ARTD 299: Ikebana is a class offered to students of all majors at the University taught by Professor Kimiko Gunji. Professor Gunji first started taking Ikebana lessons when she was in high school in Japan. After coming to the U.S., she had an opportunity to teach Ikebana first through an extension class at the University, which later transitioned to her being able to teach through the Art & Design college at the University.
Ikebana arrangements are often comparable to sculpture. Carefully deliberated choices of color, line and form guide the assembly of a piece. The resulting pieces are unique, distinctive and unexpected. Ikebana arrangements can vary drastically in terms of size and composition, ranging from a piece made with a single flower to one that incorporates several different flowers, stems and other natural objects.
Gunji said she thinks it’s the arranger’s responsibility to make flowers more beautiful and exciting.
“Flowers are beautiful without doing anything,” Gunji said. “So, if you are not making them more beautiful by arranging them, why arrange them at all?”
Gunji said she found teaching Ikebana in the U.S. challenging at first, since people in the U.S. are used to putting several flowers in a vase, whereas Ikebana only needs a few.
Ikebana brings out each flower’s beauty to the maximum. Even the empty space is an integral part of the arrangement.
“One of the headmasters of Ikebana said that with a spray of flowers, a bit of water, one evokes the vastness of rivers and mountains,” Gunji said.
Diana Liao, a graduate of the School of Information Science from the University, started off as a Japan House Assistant as a graduate student. Her familiarity with courses at the Japan House, which required meticulous setup and clean up, led to her being hired as Professor Gunji’s technical assistant. While ARTD 299 was not offered when she was an undergraduate, Liao got to take lessons with Gunji for ARTD 299: Japanese Aesthetics, where Professor Gunji guest-taught a class on Ikebana.
Liao works to facilitate the class’ online needs such as Zoom teaching, filming and scheduling. If they’re doing a virtual tea ceremony, which includes live streaming and a Q&A session, Liao makes sure everything is set up beforehand and ensures that everything runs smoothly so that the professor can teach without any interruptions.

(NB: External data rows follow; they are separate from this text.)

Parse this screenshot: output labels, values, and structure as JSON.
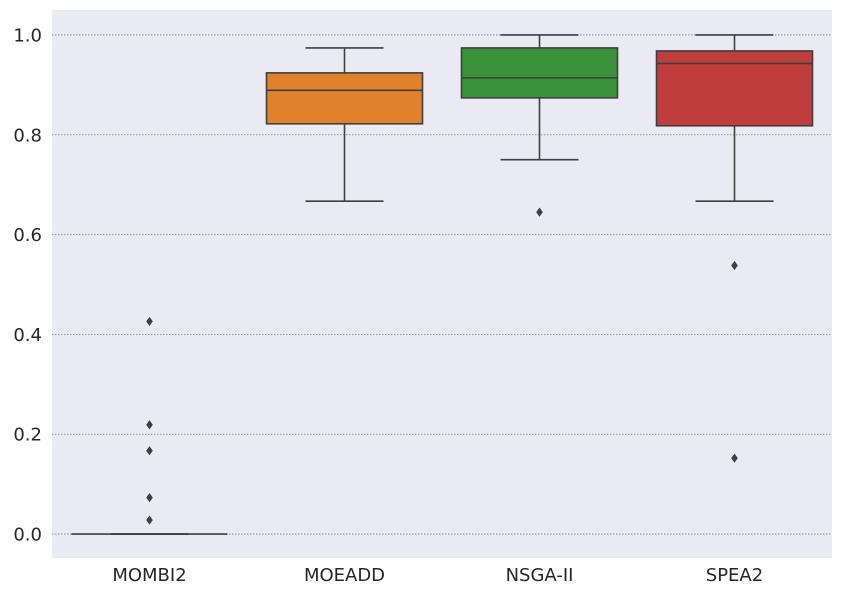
{
  "chart_data": {
    "type": "box",
    "title": "",
    "xlabel": "",
    "ylabel": "",
    "ylim": [
      -0.048,
      1.05
    ],
    "y_ticks": [
      "0.0",
      "0.2",
      "0.4",
      "0.6",
      "0.8",
      "1.0"
    ],
    "grid": true,
    "background": "#EAEAF2",
    "categories": [
      "MOMBI2",
      "MOEADD",
      "NSGA-II",
      "SPEA2"
    ],
    "boxes": [
      {
        "name": "MOMBI2",
        "color": "#1f77b4",
        "whisker_low": 0.0,
        "q1": 0.0,
        "median": 0.0,
        "q3": 0.0,
        "whisker_high": 0.0,
        "outliers": [
          0.426,
          0.219,
          0.167,
          0.073,
          0.028
        ]
      },
      {
        "name": "MOEADD",
        "color": "#E1812C",
        "whisker_low": 0.667,
        "q1": 0.822,
        "median": 0.889,
        "q3": 0.924,
        "whisker_high": 0.974,
        "outliers": []
      },
      {
        "name": "NSGA-II",
        "color": "#3A923A",
        "whisker_low": 0.75,
        "q1": 0.874,
        "median": 0.914,
        "q3": 0.974,
        "whisker_high": 1.0,
        "outliers": [
          0.645
        ]
      },
      {
        "name": "SPEA2",
        "color": "#C03D3E",
        "whisker_low": 0.667,
        "q1": 0.818,
        "median": 0.943,
        "q3": 0.968,
        "whisker_high": 1.0,
        "outliers": [
          0.538,
          0.152
        ]
      }
    ]
  }
}
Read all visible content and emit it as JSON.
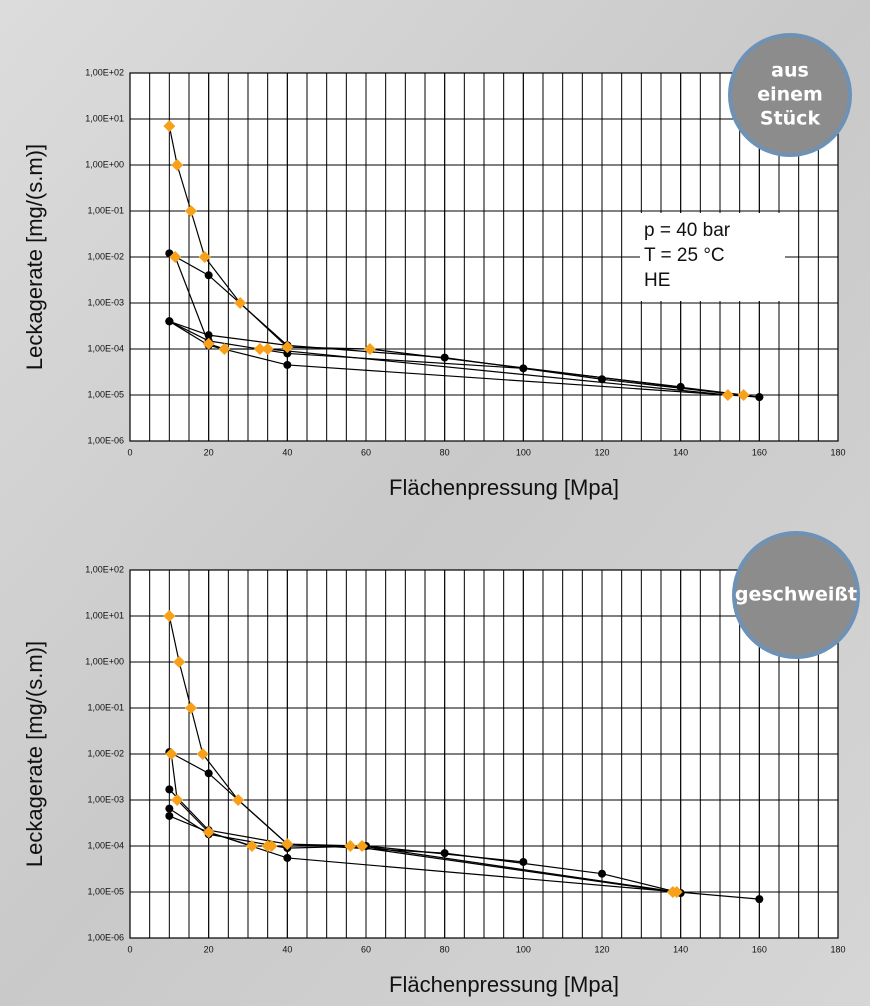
{
  "chart_data": [
    {
      "type": "line",
      "xlabel": "Flächenpressung [Mpa]",
      "ylabel": "Leckagerate [mg/(s.m)]",
      "log_y": true,
      "grid": true,
      "minor_grid_step": 5,
      "line_color": "#000000",
      "xlim": [
        0,
        180
      ],
      "xticks": [
        0,
        20,
        40,
        60,
        80,
        100,
        120,
        140,
        160,
        180
      ],
      "ylim": [
        1e-06,
        100
      ],
      "yticks": [
        {
          "value": 1e-06,
          "label": "1,00E-06"
        },
        {
          "value": 1e-05,
          "label": "1,00E-05"
        },
        {
          "value": 0.0001,
          "label": "1,00E-04"
        },
        {
          "value": 0.001,
          "label": "1,00E-03"
        },
        {
          "value": 0.01,
          "label": "1,00E-02"
        },
        {
          "value": 0.1,
          "label": "1,00E-01"
        },
        {
          "value": 1,
          "label": "1,00E+00"
        },
        {
          "value": 10,
          "label": "1,00E+01"
        },
        {
          "value": 100,
          "label": "1,00E+02"
        }
      ],
      "badge": [
        "aus",
        "einem",
        "Stück"
      ],
      "annotation": [
        "p = 40 bar",
        "T = 25 °C",
        "HE"
      ],
      "series": [
        {
          "color": "#000000",
          "marker": "circle",
          "x": [
            10,
            20,
            40
          ],
          "values": [
            0.012,
            0.004,
            0.00012
          ]
        },
        {
          "color": "#000000",
          "marker": "circle",
          "x": [
            10,
            20,
            40,
            80,
            120,
            160
          ],
          "values": [
            0.0004,
            0.0002,
            0.00012,
            6.5e-05,
            2.2e-05,
            9e-06
          ]
        },
        {
          "color": "#000000",
          "marker": "circle",
          "x": [
            10,
            20,
            40,
            100,
            140
          ],
          "values": [
            0.0004,
            0.00015,
            8e-05,
            3.8e-05,
            1.5e-05
          ]
        },
        {
          "color": "#000000",
          "marker": "circle",
          "x": [
            10,
            20,
            40,
            160
          ],
          "values": [
            0.0004,
            0.00012,
            4.5e-05,
            9e-06
          ]
        },
        {
          "color": "#f7a11a",
          "marker": "diamond",
          "x": [
            10,
            12,
            15.5,
            19,
            28,
            40,
            61,
            156
          ],
          "values": [
            7,
            1,
            0.1,
            0.01,
            0.001,
            0.00011,
            0.0001,
            1e-05
          ]
        },
        {
          "color": "#f7a11a",
          "marker": "diamond",
          "x": [
            11.5,
            20,
            24,
            33,
            35,
            152
          ],
          "values": [
            0.01,
            0.00013,
            0.0001,
            0.0001,
            0.0001,
            1e-05
          ]
        }
      ]
    },
    {
      "type": "line",
      "xlabel": "Flächenpressung [Mpa]",
      "ylabel": "Leckagerate [mg/(s.m)]",
      "log_y": true,
      "grid": true,
      "minor_grid_step": 5,
      "line_color": "#000000",
      "xlim": [
        0,
        180
      ],
      "xticks": [
        0,
        20,
        40,
        60,
        80,
        100,
        120,
        140,
        160,
        180
      ],
      "ylim": [
        1e-06,
        100
      ],
      "yticks": [
        {
          "value": 1e-06,
          "label": "1,00E-06"
        },
        {
          "value": 1e-05,
          "label": "1,00E-05"
        },
        {
          "value": 0.0001,
          "label": "1,00E-04"
        },
        {
          "value": 0.001,
          "label": "1,00E-03"
        },
        {
          "value": 0.01,
          "label": "1,00E-02"
        },
        {
          "value": 0.1,
          "label": "1,00E-01"
        },
        {
          "value": 1,
          "label": "1,00E+00"
        },
        {
          "value": 10,
          "label": "1,00E+01"
        },
        {
          "value": 100,
          "label": "1,00E+02"
        }
      ],
      "badge": [
        "geschweißt"
      ],
      "series": [
        {
          "color": "#000000",
          "marker": "circle",
          "x": [
            10,
            20,
            40
          ],
          "values": [
            0.011,
            0.0038,
            0.00011
          ]
        },
        {
          "color": "#000000",
          "marker": "circle",
          "x": [
            10,
            20,
            40,
            80,
            120,
            140
          ],
          "values": [
            0.0017,
            0.00022,
            0.00011,
            7e-05,
            2.5e-05,
            9.5e-06
          ]
        },
        {
          "color": "#000000",
          "marker": "circle",
          "x": [
            10,
            20,
            40,
            60,
            100
          ],
          "values": [
            0.00065,
            0.00018,
            9e-05,
            0.0001,
            4.5e-05
          ]
        },
        {
          "color": "#000000",
          "marker": "circle",
          "x": [
            10,
            20,
            40,
            160
          ],
          "values": [
            0.00045,
            0.0002,
            5.5e-05,
            7e-06
          ]
        },
        {
          "color": "#f7a11a",
          "marker": "diamond",
          "x": [
            10,
            12.5,
            15.5,
            18.5,
            27.5,
            40,
            59,
            139
          ],
          "values": [
            10,
            1,
            0.1,
            0.01,
            0.001,
            0.00011,
            0.0001,
            1e-05
          ]
        },
        {
          "color": "#f7a11a",
          "marker": "diamond",
          "x": [
            10.5,
            12,
            20,
            31,
            35,
            36,
            56,
            138
          ],
          "values": [
            0.01,
            0.001,
            0.0002,
            0.0001,
            0.0001,
            0.0001,
            0.0001,
            1e-05
          ]
        }
      ]
    }
  ]
}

“There’s a saying we often use in tea ceremony, which is ‘Ichi-go, ichi-e’ or ‘one lifetime, one opportunity’,” she said. “While in filming, there are often many takes and edits but with the traditional arts, we try to do everything in one take because it’s hard to ‘start and stop’ with something as singular as selecting and cutting the flower.”
Liao is still very new to Ikebana and she knows she still has a lot to learn. According to her, once you cut a flower, it’s bound to die soon, so being sure what you want to use is of paramount importance.
Liao related this idea of careful, preordained decision making to life in general.
“If you choose to make a decision, you need to carry it through with pure intent, respect others and nature, and only take what you need, subsequently helping everyone and everything flourish, rather than hindering or destroying,” Liao said.
While this might sound easy, Liao said many people don’t realize how careless they can be until they take the Ikebana class. She said that she has witnessed Professor Gunji tell students they can’t swarm the table of plant materials and grab whatever they want, emphasizing on the need to sit down and deliberate their choices in selection.
“Even with the physical process of selection, how often do you think about how you grab things?” she said.
“Flowers are delicate, and you can crush them in your fist if you aren’t gentle,” Liao said. “Professor Gunji can tell when students are upset or stressed outside of class because these details are evident in their arrangements, which she doesn’t hesitate from pointing out, which I deeply admire.”
While the class is currently being taught in an online capacity due to the current COVID-19 pandemic, it is quite the change of pace for Professor Gunji. There’s a saying in Japanese that teaching must be done “kokoro to kokoro,” or “heart to heart,” so she is also learning how these living arts can change as many Japanese teachers typically do not do virtual lessons.
“One of my strongest ideals is to make the best from whatever you have, or you are given,” she said. “Even though online teaching, if you would put your whole heart into it, students can sense it and will be able to learn as much as they can if both teacher and students try their best if they both Ganbaru (or persevere).”